Supian HK Apresiasi Polda Kalsel Musnahkan Ratusan Kilogram Sabu
BANJARBARU, onlinekoranbarito.com – Tumpukan barang bukti narkotika yang selama ini menjadi ancaman serius bagi generasi muda Kalimantan Selatan akhirnya dimusnahkan. Sebanyak 172.495,43 gram atau sekitar 172,4 kilogram sabu dan 556 butir ekstasi hasil pengungkapan Ditresnarkoba Polda Kalsel dimusnahkan dalam kegiatan Konferensi Pers dan Pemusnahan Barang Bukti Pengungkapan Kasus Tindak Pidana Narkotika di Mako Polda Banjarbaru, Selasa (4/8/2026).
Momen tersebut mendapat apresiasi dari Ketua DPRD Provinsi Kalimantan Selatan, H. Supian HK, yang hadir bersama jajaran Forum Koordinasi Pimpinan Daerah (Forkopimda) Kalsel.
Menurut Supian HK, keberhasilan Polda Kalsel menggagalkan peredaran narkotika dalam jumlah besar merupakan langkah penting dalam melindungi masyarakat, khususnya generasi muda.
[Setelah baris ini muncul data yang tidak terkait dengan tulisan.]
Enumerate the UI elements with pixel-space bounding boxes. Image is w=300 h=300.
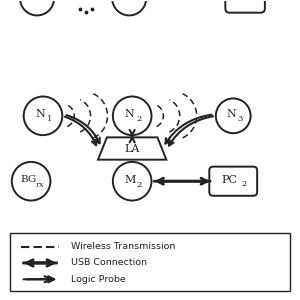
FancyBboxPatch shape xyxy=(209,167,257,196)
Text: Logic Probe: Logic Probe xyxy=(71,275,126,284)
Text: 2: 2 xyxy=(136,116,141,123)
Text: USB Connection: USB Connection xyxy=(71,258,147,267)
Text: 1: 1 xyxy=(47,116,52,123)
Circle shape xyxy=(216,98,250,133)
Text: N: N xyxy=(36,109,46,119)
Circle shape xyxy=(24,97,62,135)
Polygon shape xyxy=(98,137,166,160)
Text: N: N xyxy=(125,109,135,119)
Circle shape xyxy=(20,0,54,15)
Text: LA: LA xyxy=(124,143,140,154)
Bar xyxy=(10,233,290,291)
Text: rx: rx xyxy=(35,181,44,189)
Text: 2: 2 xyxy=(136,181,141,189)
Circle shape xyxy=(12,162,50,200)
Circle shape xyxy=(113,162,152,200)
Text: 3: 3 xyxy=(237,116,242,123)
Text: N: N xyxy=(226,109,236,119)
FancyBboxPatch shape xyxy=(225,0,265,13)
Circle shape xyxy=(113,97,152,135)
Text: BG: BG xyxy=(20,175,36,184)
Text: 2: 2 xyxy=(242,180,247,188)
Circle shape xyxy=(112,0,146,15)
Text: PC: PC xyxy=(222,175,238,185)
Text: M: M xyxy=(124,175,136,185)
Text: Wireless Transmission: Wireless Transmission xyxy=(71,242,176,251)
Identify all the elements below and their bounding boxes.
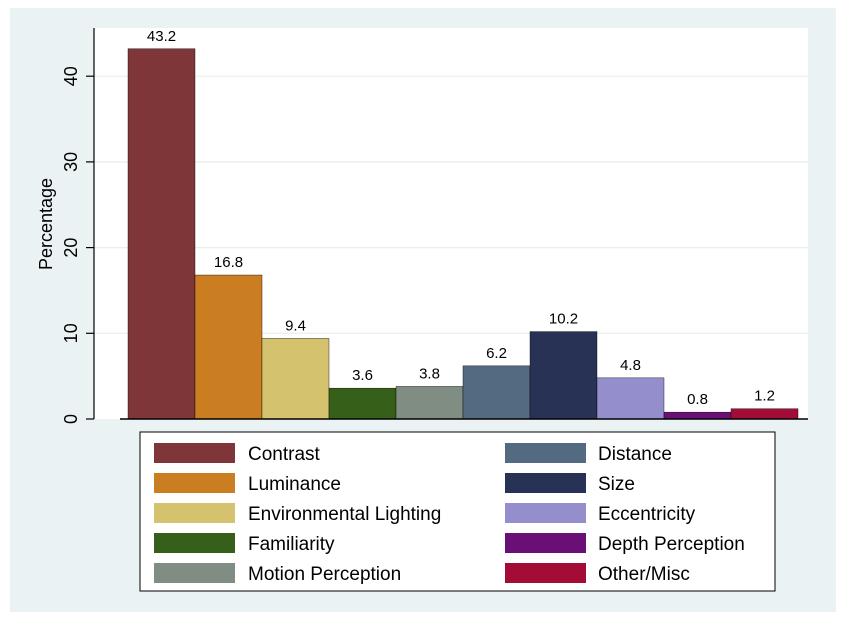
y-axis-title: Percentage bbox=[36, 178, 56, 270]
legend-label: Distance bbox=[598, 444, 672, 465]
legend-swatch bbox=[505, 533, 586, 553]
data-label: 16.8 bbox=[214, 254, 243, 271]
bar-contrast bbox=[127, 48, 196, 420]
legend-swatch bbox=[154, 563, 235, 583]
bar-depth-perception bbox=[663, 411, 732, 420]
legend-label: Other/Misc bbox=[598, 564, 690, 585]
bar-size bbox=[529, 331, 598, 420]
y-axis: 0 10 20 30 40 bbox=[61, 28, 95, 424]
legend-swatch bbox=[505, 443, 586, 463]
y-tick-label: 30 bbox=[61, 152, 81, 172]
data-label: 10.2 bbox=[549, 311, 578, 328]
bar-eccentricity bbox=[596, 377, 665, 420]
bars bbox=[120, 48, 808, 420]
legend-swatch bbox=[505, 473, 586, 493]
legend-label: Size bbox=[598, 474, 635, 495]
bar-environmental-lighting bbox=[261, 338, 330, 420]
legend-swatch bbox=[154, 473, 235, 493]
legend-label: Motion Perception bbox=[248, 564, 401, 585]
data-label: 4.8 bbox=[620, 357, 641, 374]
legend-label: Eccentricity bbox=[598, 504, 696, 525]
data-label: 6.2 bbox=[486, 345, 507, 362]
data-label: 3.6 bbox=[352, 367, 373, 384]
y-tick-label: 20 bbox=[61, 238, 81, 258]
data-labels: 43.2 16.8 9.4 3.6 3.8 6.2 10.2 4.8 0.8 1.2 bbox=[147, 28, 775, 408]
legend-label: Familiarity bbox=[248, 534, 335, 555]
y-tick-label: 10 bbox=[61, 323, 81, 343]
legend-swatch bbox=[154, 533, 235, 553]
legend: Contrast Luminance Environmental Lighting F… bbox=[139, 431, 776, 592]
legend-label: Luminance bbox=[248, 474, 341, 495]
legend-swatch bbox=[154, 503, 235, 523]
data-label: 9.4 bbox=[285, 317, 306, 334]
legend-label: Depth Perception bbox=[598, 534, 745, 555]
bar-luminance bbox=[194, 274, 263, 420]
legend-swatch bbox=[154, 443, 235, 463]
data-label: 3.8 bbox=[419, 365, 440, 382]
data-label: 0.8 bbox=[687, 391, 708, 408]
legend-swatch bbox=[505, 563, 586, 583]
bar-familiarity bbox=[328, 387, 397, 420]
legend-label: Environmental Lighting bbox=[248, 504, 441, 525]
bar-motion-perception bbox=[395, 386, 464, 420]
data-label: 1.2 bbox=[754, 388, 775, 405]
legend-swatch bbox=[505, 503, 586, 523]
data-label: 43.2 bbox=[147, 28, 176, 45]
legend-label: Contrast bbox=[248, 444, 321, 465]
y-tick-label: 40 bbox=[61, 66, 81, 86]
bar-other-misc bbox=[730, 408, 799, 420]
bar-distance bbox=[462, 365, 531, 420]
y-tick-label: 0 bbox=[61, 414, 81, 424]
“Atas nama pimpinan dan seluruh anggota DPRD Provinsi Kalimantan Selatan, kami memberikan apresiasi setinggi-tingginya kepada Polda Kalsel khususnya Ditresnarkoba atas pengungkapan dan pemusnahan barang bukti narkoba dalam jumlah besar ini,” ujar Supian HK.
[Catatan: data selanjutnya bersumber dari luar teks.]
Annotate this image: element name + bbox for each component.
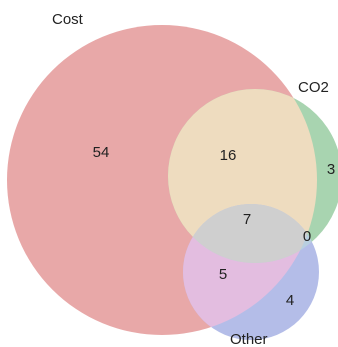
other-set-label: Other	[230, 331, 268, 347]
cost-only-value: 54	[93, 144, 110, 161]
co2-other-value: 0	[303, 228, 311, 245]
all-three-overlap	[183, 204, 317, 263]
cost-set-label: Cost	[52, 11, 84, 28]
cost-co2-value: 16	[220, 147, 237, 164]
other-only-value: 4	[286, 292, 294, 309]
cost-other-value: 5	[219, 266, 227, 283]
co2-set-label: CO2	[298, 79, 329, 96]
all-three-value: 7	[243, 211, 251, 228]
co2-only-value: 3	[327, 161, 335, 178]
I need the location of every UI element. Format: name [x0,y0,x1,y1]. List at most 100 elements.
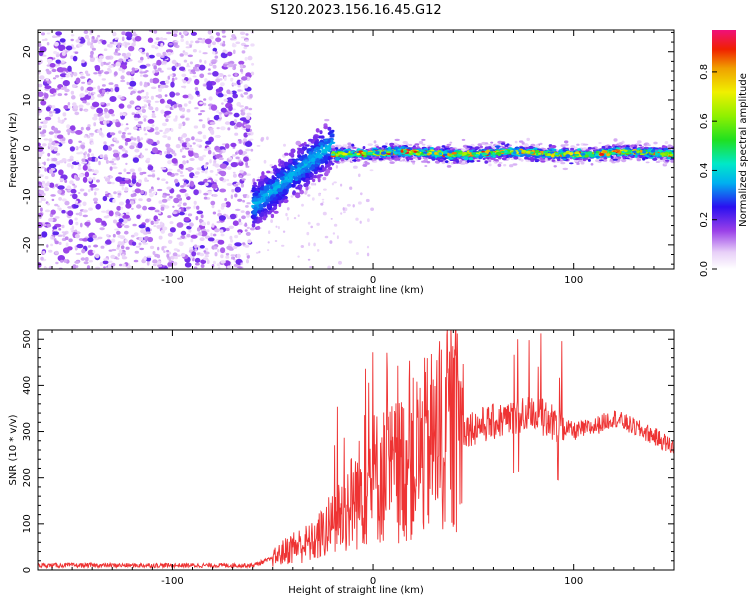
heatmap-cell [95,203,101,210]
heatmap-cell [227,51,233,57]
heatmap-cell [153,30,158,34]
heatmap-cell [136,95,142,101]
heatmap-cell [137,60,143,63]
heatmap-cell [45,78,49,81]
heatmap-cell [78,173,84,178]
heatmap-cell [117,195,121,198]
heatmap-cell [75,160,79,163]
heatmap-cell [131,178,137,184]
heatmap-cell [305,173,309,178]
heatmap-cell [224,197,228,202]
heatmap-cell [68,138,73,145]
heatmap-cell [122,153,129,158]
heatmap-cell [56,130,61,134]
heatmap-cell [217,266,221,269]
heatmap-cell [175,144,181,149]
heatmap-cell [225,255,230,259]
heatmap-cell [70,188,77,194]
heatmap-cell [160,206,165,211]
heatmap-cell [178,163,184,169]
heatmap-cell [235,156,240,160]
heatmap-cell [322,211,327,216]
heatmap-cell [132,172,136,176]
heatmap-cell [96,129,102,134]
heatmap-cell [47,152,51,157]
heatmap-cell [57,189,62,194]
heatmap-cell [100,245,105,249]
heatmap-cell [309,266,313,268]
heatmap-cell [105,113,111,116]
heatmap-cell [85,102,90,106]
heatmap-cell [152,259,158,264]
heatmap-cell [221,202,227,208]
heatmap-cell [209,35,214,40]
heatmap-cell [186,160,189,164]
heatmap-cell [52,231,60,236]
heatmap-cell [145,95,149,99]
heatmap-cell [324,160,329,165]
heatmap-cell [580,161,585,165]
heatmap-cell [118,67,123,72]
heatmap-cell [116,247,120,250]
heatmap-cell [346,203,351,207]
heatmap-cell [88,177,92,182]
heatmap-cell [136,214,141,219]
heatmap-cell [233,183,239,187]
heatmap-cell [177,168,181,173]
heatmap-cell [38,174,44,178]
heatmap-cell [154,41,159,45]
heatmap-cell [92,177,96,181]
heatmap-cell [108,145,111,149]
heatmap-cell [325,169,331,174]
heatmap-cell [192,75,197,78]
heatmap-cell [290,195,294,198]
heatmap-cell [120,206,124,210]
heatmap-cell [230,37,235,41]
heatmap-cell [112,119,116,124]
heatmap-cell [71,95,76,100]
heatmap-cell [267,205,271,209]
heatmap-cell [214,135,221,138]
heatmap-cell [87,153,90,158]
heatmap-cell [139,71,144,74]
heatmap-cell [144,148,148,151]
heatmap-cell [166,31,172,35]
heatmap-cell [78,38,86,44]
heatmap-cell [179,139,184,144]
heatmap-cell [245,173,251,176]
heatmap-cell [665,159,670,162]
heatmap-cell [226,166,232,170]
heatmap-cell [244,222,248,227]
heatmap-cell [94,253,100,259]
heatmap-cell [163,60,167,64]
heatmap-cell [188,100,192,105]
heatmap-cell [104,177,111,182]
heatmap-cell [197,181,205,186]
heatmap-cell [182,80,187,84]
heatmap-cell [240,80,243,84]
heatmap-cell [148,206,156,211]
heatmap-cell [79,93,85,98]
heatmap-cell [230,239,234,243]
heatmap-cell [41,32,45,36]
heatmap-cell [228,60,235,65]
heatmap-cell [188,69,192,72]
heatmap-cell [130,234,135,238]
heatmap-cell [124,138,132,142]
heatmap-cell [300,245,304,248]
heatmap-cell [211,59,217,62]
heatmap-cell [154,46,159,50]
heatmap-cell [87,249,95,256]
heatmap-cell [91,142,95,145]
heatmap-cell [38,262,42,268]
heatmap-cell [140,137,144,141]
heatmap-cell [215,32,220,36]
heatmap-cell [208,68,211,71]
heatmap-cell [196,245,201,248]
heatmap-cell [241,76,248,81]
heatmap-cell [309,166,316,170]
heatmap-cell [193,205,196,209]
heatmap-cell [194,257,201,263]
heatmap-cell [197,37,203,41]
heatmap-cell [108,160,115,164]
Ia menilai, 172,4 kilogram sabu yang berhasil diamankan tersebut bukan sekadar angka dalam sebuah pengungkapan kasus. Jika sampai beredar di masyarakat, narkotika tersebut berpotensi menimbulkan dampak luas terhadap kehidupan masyarakat dan masa depan generasi muda Banua.
“Ini bukan sekadar pemusnahan barang bukti. Ini adalah bentuk nyata negara hadir melindungi rakyatnya. Kami melihat ini sejalan dengan Asta Cita Presiden RI, khususnya dalam memperkuat pembangunan SDM dan pemberantasan narkoba,” tegasnya.
Pemusnahan barang bukti tersebut turut dihadiri sejumlah unsur Forkopimda Kalsel, di antaranya Gubernur Kalsel, Kapolda Kalsel, Kabinda, Danlanal Banjarmasin, dan Danlanud Syamsuddin Noor.
Supian HK menegaskan, DPRD Kalsel akan terus memberikan dukungan terhadap langkah Polda Kalsel dalam Pencegahan dan Pemberantasan Penyalahgunaan dan Peredaran Gelap Narkotika (P4GN).
Dukungan itu, kata dia, tidak hanya melalui penguatan regulasi daerah, tetapi juga diarahkan pada dukungan anggaran untuk program rehabilitasi serta penguatan edukasi bahaya narkotika di lingkungan sekolah dan masyarakat.
“Kami di DPRD siap mengawal kebijakan dan anggaran yang diperlukan. Perang melawan narkoba tidak bisa hanya dibebankan ke aparat. Butuh sinergi DPRD, Pemerintah, Polri, BNN, dan seluruh elemen masyarakat Banua,” pungkasnya.
Pemusnahan barang bukti dalam jumlah besar tersebut sekaligus menjadi pengingat bahwa perang terhadap narkotika membutuhkan kerja bersama. Penindakan aparat harus berjalan beriringan dengan pencegahan, rehabilitasi, edukasi, serta dukungan seluruh lapisan masyarakat.
Dengan sinergi tersebut, upaya memutus mata rantai peredaran narkotika di Kalimantan Selatan diharapkan semakin kuat, sehingga generasi muda Banua dapat tumbuh tanpa bayang-bayang bahaya narkoba. (adv/kb).